Clive Boursnell spent six years photographing one of London’s most charming markets, until it closed in 1974
Two women sit making bundles of lavender in identical yellow cardigans. Porters pause by bags of onions. A customer clad in black and white for the opera inadvertently (or purposefully?) matches his Dalmatian. Men balance teetering piles of chrysanthemum boxes between them. A buyer peruses lettuces with thin-lipped concentration. Horse-and-carts rattle alongside trucks. A couple wander through in their silks and striped trousers. Traders stop for a well-earned drink. A spillage of cherries pockmarks the cobbles red.
Clive Boursnell’s photos of Old Covent Garden Market, captured between 1968 and 1974, are a marvel to behold, his beautifully observed reportage capturing the myriad sights, characters and details making up central London’s main market in its final years. They are mesmerising images – sensitive testament to a place where once fruit, vegetables and flowers existed in a continually vivid ebb and flow of transaction, and a remarkable community made their living.
Over the course of those six years Boursnell recorded the comings and goings of the market with fastidious devotion, documenting and building up relationships with the many people who worked in and around the market. It quickly became an all-consuming project. As he reflects, “in 1968 I was already very aware of Covent Garden market, but what I suddenly realised very early one morning at the top of James Street – seeing the light casting a long, lit shadow, and the cigar smoke going up from the salesmen, and the dust from produce and the horses and the clatter of the barrels and the camaraderie between the porters and truck drivers and buyers – was this incredible display of humanity going on, all based upon trade. That interaction between produce and person… Suddenly I had this overwhelming passion to photograph it.”

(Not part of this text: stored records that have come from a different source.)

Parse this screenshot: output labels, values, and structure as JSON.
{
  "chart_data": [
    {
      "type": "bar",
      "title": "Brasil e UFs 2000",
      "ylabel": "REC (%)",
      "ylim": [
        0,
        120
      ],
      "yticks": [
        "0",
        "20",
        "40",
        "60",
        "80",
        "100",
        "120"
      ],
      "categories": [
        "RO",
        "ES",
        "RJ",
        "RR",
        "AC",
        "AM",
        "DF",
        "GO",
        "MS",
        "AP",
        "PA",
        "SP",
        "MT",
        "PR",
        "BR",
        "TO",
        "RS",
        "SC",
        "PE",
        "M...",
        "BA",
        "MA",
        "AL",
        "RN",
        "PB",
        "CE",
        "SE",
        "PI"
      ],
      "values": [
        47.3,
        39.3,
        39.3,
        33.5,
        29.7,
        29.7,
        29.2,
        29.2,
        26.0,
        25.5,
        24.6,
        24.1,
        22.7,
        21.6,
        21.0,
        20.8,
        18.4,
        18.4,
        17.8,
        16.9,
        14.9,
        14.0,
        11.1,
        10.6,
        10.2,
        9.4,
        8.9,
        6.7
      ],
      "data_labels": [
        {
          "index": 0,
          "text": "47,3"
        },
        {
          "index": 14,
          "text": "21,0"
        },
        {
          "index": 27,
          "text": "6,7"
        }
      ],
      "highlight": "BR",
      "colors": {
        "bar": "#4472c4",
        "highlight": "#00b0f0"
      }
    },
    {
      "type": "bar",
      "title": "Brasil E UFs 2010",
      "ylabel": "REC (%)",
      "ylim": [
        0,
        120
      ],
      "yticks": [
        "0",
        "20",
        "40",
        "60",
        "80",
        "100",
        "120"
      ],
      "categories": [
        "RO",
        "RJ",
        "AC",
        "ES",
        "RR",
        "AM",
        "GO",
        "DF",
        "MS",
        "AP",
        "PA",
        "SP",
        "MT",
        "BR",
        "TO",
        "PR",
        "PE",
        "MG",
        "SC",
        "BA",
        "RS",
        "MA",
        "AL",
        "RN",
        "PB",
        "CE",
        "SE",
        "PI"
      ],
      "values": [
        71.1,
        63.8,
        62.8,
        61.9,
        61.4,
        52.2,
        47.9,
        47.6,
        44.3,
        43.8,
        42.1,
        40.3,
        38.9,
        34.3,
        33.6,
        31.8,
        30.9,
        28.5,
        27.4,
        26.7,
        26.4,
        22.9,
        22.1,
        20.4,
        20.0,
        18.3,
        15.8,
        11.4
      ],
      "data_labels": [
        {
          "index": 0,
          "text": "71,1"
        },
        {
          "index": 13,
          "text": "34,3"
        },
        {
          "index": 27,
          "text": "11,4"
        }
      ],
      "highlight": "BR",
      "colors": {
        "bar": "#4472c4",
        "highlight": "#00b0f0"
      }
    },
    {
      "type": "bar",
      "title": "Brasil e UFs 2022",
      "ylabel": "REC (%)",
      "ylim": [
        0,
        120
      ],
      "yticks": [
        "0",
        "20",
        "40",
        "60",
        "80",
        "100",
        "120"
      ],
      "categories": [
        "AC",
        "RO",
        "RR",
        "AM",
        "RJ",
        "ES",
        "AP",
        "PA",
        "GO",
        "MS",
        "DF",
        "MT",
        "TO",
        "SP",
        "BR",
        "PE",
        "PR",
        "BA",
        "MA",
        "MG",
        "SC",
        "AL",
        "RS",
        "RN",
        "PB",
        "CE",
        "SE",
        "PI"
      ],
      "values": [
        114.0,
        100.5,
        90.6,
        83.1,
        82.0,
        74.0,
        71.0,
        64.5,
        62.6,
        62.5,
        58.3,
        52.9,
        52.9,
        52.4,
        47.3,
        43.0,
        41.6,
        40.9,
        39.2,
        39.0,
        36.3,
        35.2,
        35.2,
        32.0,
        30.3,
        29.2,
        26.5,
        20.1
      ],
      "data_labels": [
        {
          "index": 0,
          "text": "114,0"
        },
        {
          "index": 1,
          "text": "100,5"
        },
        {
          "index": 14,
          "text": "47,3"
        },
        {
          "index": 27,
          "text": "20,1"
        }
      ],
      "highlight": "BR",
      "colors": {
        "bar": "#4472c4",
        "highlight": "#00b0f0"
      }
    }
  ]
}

This passion took him there all year round, at every possible hour of the day. Beginning at the age of 28 with just a Hasselblad 6x6, as time wore on he’d soon be found with three different cameras slung around his neck, darting around the traders and barrows piled high with cabbages. “It was my love and respect that was the driving force,” he says. “It was also the force that the market people recognized. When I first started it was all, ‘oh I suppose you think you’re a fucking good photographer because you’ve got that fucking fancy camera, mate. Who gives a shit. Out my way.’ Well, suddenly I started to appear in the rain. In the frost. I was there in the early morning. And it took about nine months for the people to get to know me…”
As Boursnell goes on to recount in the foreword to his book Covent Garden: Then & Now (one of several featuring a selection of the thousands of photos he took), this hard-earned respect gave him a unique status and access to the goings-on of the market. Doors were opened and scenarios witnessed that few others were privy to. Along the way he was free to wander and observe. It was the body language of those around him that often compelled him most. “The way people exchanged money from one hand to another, the way a buyer picked up a courgette or an aubergine and handled it.” He also talks about the changing conditions and seasons with Monet-like fervour. “The way the light would strike off oranges one morning and splash across pears the next. The way the rain trickled across cabbages, or snow across carrots. Or how people would push their barrows on a beautiful summer morning [compared to] a round-shouldered hunch in winter.”
The market officially stopped trading on Friday 8th of November, 1974 – the entire enterprise relocated to Nine Elms in Vauxhall. Boursnell, of course, was there, recording the end of a very particular era of London history. The following Monday morning he returned to Covent Garden to photograph crowds of office workers walking, for the very first time, past the closed up market. He shot 52 rolls of film of a place forever changed; a place that, over the subsequent years, would see huge transformation – the densely packed seethe of shops, restaurants, tourists, and street performers that now exist in its place making for a very different kind of bustle.
Still, Boursnell’s portraits remain, encapsulating the old market in its many moods and moments. It’s this plurality that perhaps makes his work especially compelling. Here everything is caught in passing. A hand. A face. A shared joke. A lit window. A box of broad beans. A barrow being pulled across slushy streets. A silent space waiting for the day’s deliveries. “Each picture is like a tiny facet of a multifaceted diamond before it becomes a whole,” he says. “I asked myself time and time again, ‘if I could only use one piece of film, what is the picture I’d take to say this is Covent Garden?’ – and I was never able to answer it.”